El sistema penitenciario catalán está al límite. Los datos de 2025, conocidos ahora, confirman que sigue creciendo el número de internos —el año con más de los últimos de los que se tienen registros— y también han crecido las agresiones a funcionarios y los incidentes. La población interna extranjera vuelve a superar la de los presos con nacionalidad española y el ambiente en los centros penitenciarios de todo el país, aseguran los funcionarios, está al límite. Aun así, la ratio de personal e internos, aunque hay más profesionales en términos absolutos, se mantiene igual. Así lo alerta un informe elaborado por Marea Blava a partir de datos oficiales al que ha tenido acceso ElCaso.com, que concluye que las prisiones han superado su capacidad óptima y acumulan más internos, más incidentes violentos y un aumento sostenido de las agresiones a los funcionarios.
Según los datos, la población penitenciaria ha crecido un 18,75 % en solo tres años, hasta llegar a los 9.159 internos en 2025, una cifra que sitúa el sistema por encima del umbral óptimo de ocupación. Los centros con más crecimiento son Brians 2 (32 %) y Quatre Camins (24 %). De estos, un 20 % son preventivos, una cifra que también aumenta comparada con otros años. El 5,62 % de los internos son mujeres, una cifra que ha bajado comparada con 2019. Baja también el número de presos en tercer grado y suben los segundos grados. Y sorprende el dato: los internos en primer grado, el más restrictivo, bajan, a pesar de que los incidentes se han disparado.
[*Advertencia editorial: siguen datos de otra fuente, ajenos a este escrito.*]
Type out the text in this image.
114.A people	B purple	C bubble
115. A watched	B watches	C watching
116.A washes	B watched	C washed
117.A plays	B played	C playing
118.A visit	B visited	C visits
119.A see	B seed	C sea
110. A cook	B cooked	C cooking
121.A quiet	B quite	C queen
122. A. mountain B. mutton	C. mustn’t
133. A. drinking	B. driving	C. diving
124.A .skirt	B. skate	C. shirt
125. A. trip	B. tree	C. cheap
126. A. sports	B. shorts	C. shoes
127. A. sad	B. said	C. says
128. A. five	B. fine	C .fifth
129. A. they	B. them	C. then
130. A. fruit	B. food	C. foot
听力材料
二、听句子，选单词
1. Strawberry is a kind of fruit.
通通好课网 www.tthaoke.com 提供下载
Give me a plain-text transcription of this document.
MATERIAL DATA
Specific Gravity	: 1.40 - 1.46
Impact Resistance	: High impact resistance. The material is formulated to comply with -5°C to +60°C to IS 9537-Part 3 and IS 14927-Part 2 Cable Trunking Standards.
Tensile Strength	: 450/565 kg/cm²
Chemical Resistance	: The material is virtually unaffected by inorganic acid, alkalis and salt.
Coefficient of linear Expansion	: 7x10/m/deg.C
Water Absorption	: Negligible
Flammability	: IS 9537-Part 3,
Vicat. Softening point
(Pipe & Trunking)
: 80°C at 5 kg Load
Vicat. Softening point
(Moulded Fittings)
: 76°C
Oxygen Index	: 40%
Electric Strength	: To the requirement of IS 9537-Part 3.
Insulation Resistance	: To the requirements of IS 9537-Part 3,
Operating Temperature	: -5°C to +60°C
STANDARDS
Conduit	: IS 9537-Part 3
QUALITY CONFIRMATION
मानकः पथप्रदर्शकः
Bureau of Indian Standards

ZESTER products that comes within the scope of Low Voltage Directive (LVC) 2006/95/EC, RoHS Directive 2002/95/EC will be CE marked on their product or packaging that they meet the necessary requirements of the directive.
Esta presión, según el informe, genera un sistema “hipertensionado” donde la masificación se convierte en un factor clave de conflicto dentro de los centros. A más masificación, más conflictos, aseguran los funcionarios. Otro de los elementos destacados es el cambio de perfil de los internos. La población extranjera supera la nacional y ya representa el 52,86 % del total, con un peso importante de reclusos procedentes del Magreb (44,2 %) y de América Latina (27 %). La nacionalidad más presente, después de la española, es la marroquí, con un 36,6 % de los extranjeros. En cuanto a América del Sur y Central, Colombia y República Dominicana son los dos países que tienen más internos en Catalunya. De Europa, Rumanía y Albania. Desde hace tres años, Catalunya es la única comunidad autónoma del Estado en la que la población extranjera supera la de personas con nacionalidad española. El año 2019 era del 46 %, según el mismo informe.
Más internos, más incidentes
Este incremento de población ha ido acompañado de un aumento de los incidentes. En el año 2025 se registraron más de 1.900 agresiones entre internos, con una media superior a cinco peleas diarias. Los datos apuntan a un crecimiento continuado de la violencia dentro de las prisiones en los últimos cinco años, con un aumento notable tanto de agresiones leves como graves. También crecen las conductas autolesivas y las situaciones de riesgo. En 2025 se contabilizaron 2.403 episodios de autolesiones, intentos de suicidio o sobredosis, el equivalente a más de seis incidentes diarios, casi el doble que hace cinco años.
En cuanto a los trabajadores, el informe evidencia un escenario preocupante. Entre 2022 y 2025 se han registrado 2.434 agresiones a funcionarios penitenciarios, con un incremento del 25,5 % de los episodios violentos. Solo en 2025, casi dos funcionarios al día sufrieron una agresión, y cerca de un 20 % del personal de vigilancia ha sido víctima de algún ataque. A pesar del aumento del número de funcionarios de vigilancia, la ratio por interno se mantiene estable por el incremento paralelo de la población reclusa. Además, el personal de tratamiento ha disminuido en los últimos años, hecho que empeora la atención y la gestión de los internos.
Aumento de internos, de camino al colapso
El informe concluye que el sistema penitenciario catalán se encuentra en una situación de colapso progresivo, con más presión asistencial, más conflictos y un aumento sostenido de la violencia tanto entre internos como contra los profesionales. Los incidentes, como los últimos en Tarragona o en Brians, explicados por ElCaso.com, evidencian esta tensión en las prisiones de Catalunya, a pesar de los acuerdos entre los sindicatos mayoritarios con el Departamento de Justicia para mejorar las condiciones de los trabajadores de las prisiones de Catalunya, después del asesinato, en Tarragona, de una cocinera de la prisión de Mas d’Enric por parte de un interno que ya había sido condenado por un homicidio a una mujer, en Valls.